Cairn, Curraghcloney, Co. Tipperary
Co. Tipperary |
Cairns
On a gently undulating, north-west-facing slope in the Tipperary uplands, four low mounds of stone sit clustered around a pair of standing stones, and nobody is entirely certain what to make of them.
The mounds are small, the largest measuring roughly 4.3 metres by 5.8 metres and rising only 43 centimetres from the pasture, the smallest barely a quarter of a metre high. They are unassuming things, easily mistaken for natural irregularities in the ground, and that ambiguity is precisely what makes them interesting.
The four cairns, a word simply describing a deliberate heap or mound of stones, are arranged in a loose arc to the north-west, north-north-west, and north-north-east of the standing stone pair, at distances ranging from 14 metres to 49 metres. Their relationship to those two upright stones is not fully understood. One possibility is that they are field clearance cairns, the accumulated result of farmers gathering surface stones to improve grazing land, a practice common across upland Ireland for centuries.

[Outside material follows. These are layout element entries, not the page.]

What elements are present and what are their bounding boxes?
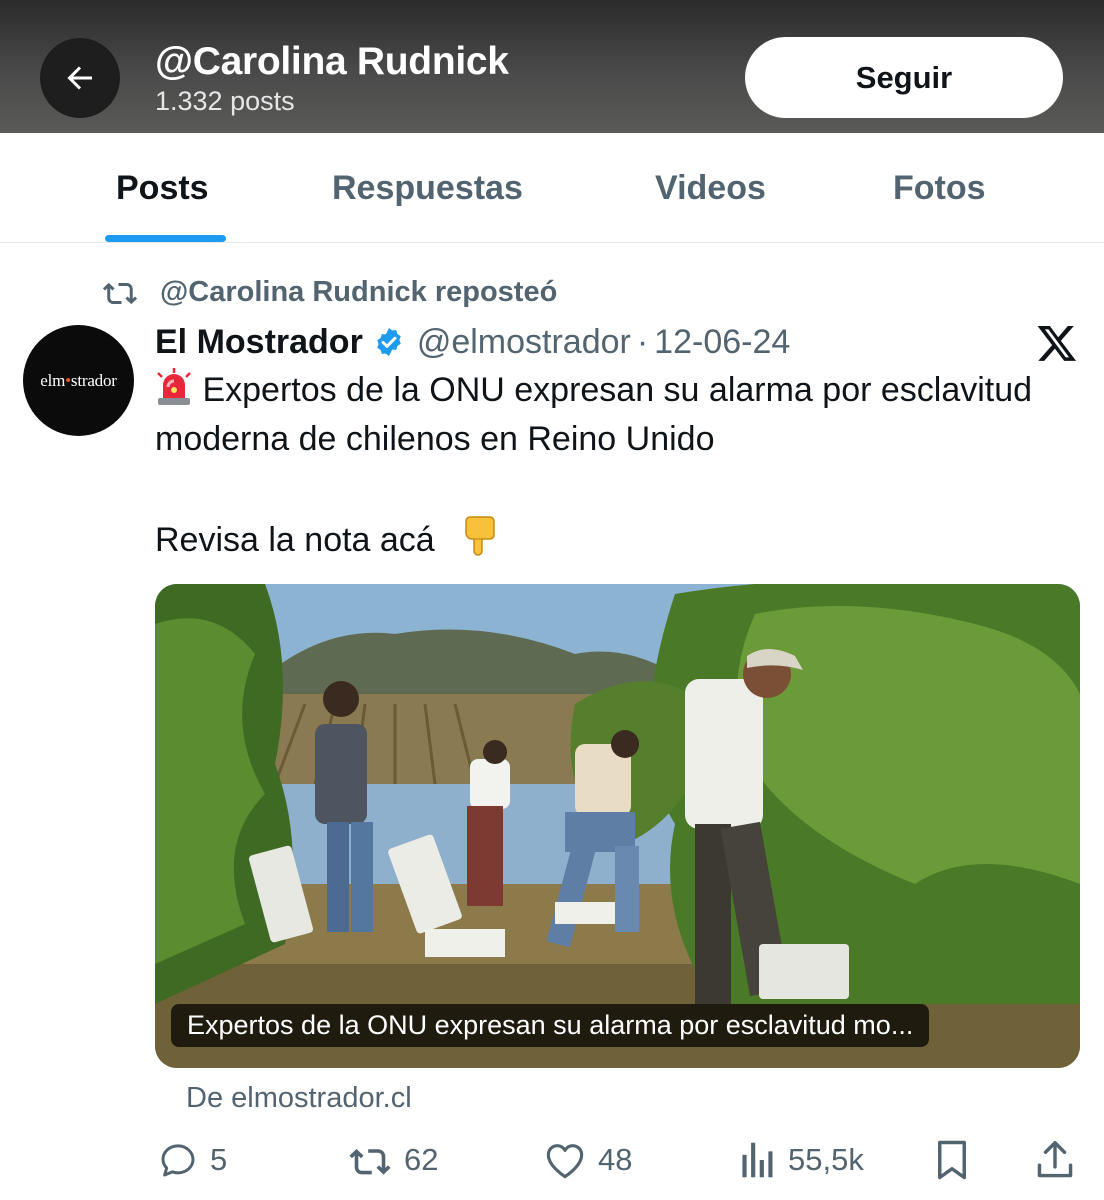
avatar[interactable]: elm • strador [23,325,134,436]
tweet-header: El Mostrador @elmostrador · 12-06-24 [155,320,790,364]
repost-context[interactable]: @Carolina Rudnick reposteó [102,272,557,312]
back-button[interactable] [40,38,120,118]
avatar-logo-right: strador [70,370,117,390]
dot-separator: · [636,322,649,361]
reply-count: 5 [210,1142,228,1177]
tab-videos[interactable]: Videos [655,169,766,208]
card-image [155,584,1080,1068]
share-icon [1037,1141,1073,1178]
views-icon [742,1142,773,1178]
verified-badge-icon [377,328,401,356]
bookmark-icon [938,1140,966,1180]
retweet-button[interactable]: 62 [348,1138,438,1182]
card-caption: Expertos de la ONU expresan su alarma po… [171,1004,930,1047]
avatar-logo-left: elm [40,370,66,390]
back-arrow-icon [67,66,92,90]
author-name[interactable]: El Mostrador [155,323,363,362]
tweet-text: Expertos de la ONU expresan su alarma po… [155,366,1075,565]
reply-button[interactable]: 5 [158,1138,227,1182]
action-bar: 5 62 48 55,5k [0,1130,1104,1190]
profile-tabs: Posts Respuestas Videos Fotos [0,133,1104,243]
retweet-icon [349,1149,391,1175]
author-handle[interactable]: @elmostrador [417,323,631,362]
tab-replies[interactable]: Respuestas [332,169,523,208]
card-source[interactable]: De elmostrador.cl [186,1082,412,1115]
active-tab-indicator [105,235,226,242]
like-icon [546,1144,584,1179]
follow-button[interactable]: Seguir [745,37,1063,118]
profile-title: @Carolina Rudnick [155,40,509,83]
tab-posts[interactable]: Posts [116,169,209,208]
bookmark-button[interactable] [934,1138,970,1182]
profile-header: @Carolina Rudnick 1.332 posts Seguir [0,0,1104,133]
tab-photos[interactable]: Fotos [893,169,986,208]
tweet-text-line-1: Expertos de la ONU expresan su alarma po… [155,371,1033,458]
reply-icon [161,1144,195,1177]
tweet-text-line-2: Revisa la nota acá [155,521,435,559]
x-logo-icon [1037,326,1077,361]
siren-emoji-icon [157,368,191,405]
link-card[interactable]: Expertos de la ONU expresan su alarma po… [155,584,1080,1068]
post-count: 1.332 posts [155,86,295,116]
tweet-date[interactable]: 12-06-24 [654,323,790,362]
retweet-count: 62 [404,1142,439,1177]
views-button[interactable]: 55,5k [740,1138,864,1182]
like-button[interactable]: 48 [544,1138,632,1182]
views-count: 55,5k [788,1142,864,1177]
like-count: 48 [598,1142,633,1177]
share-button[interactable] [1036,1138,1074,1182]
repost-icon [102,282,138,305]
repost-label: @Carolina Rudnick reposteó [160,275,558,308]
pointing-down-emoji-icon [465,516,495,556]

If that is the case, they represent nothing more ceremonial than practical agriculture. But their proximity to the standing stone pair gives pause. Standing stone pairs, two upright stones set deliberately in alignment, are generally understood to be prehistoric in origin, associated broadly with the Bronze Age, and the question of whether these cairns predate, postdate, or were always simply incidental to those stones remains open.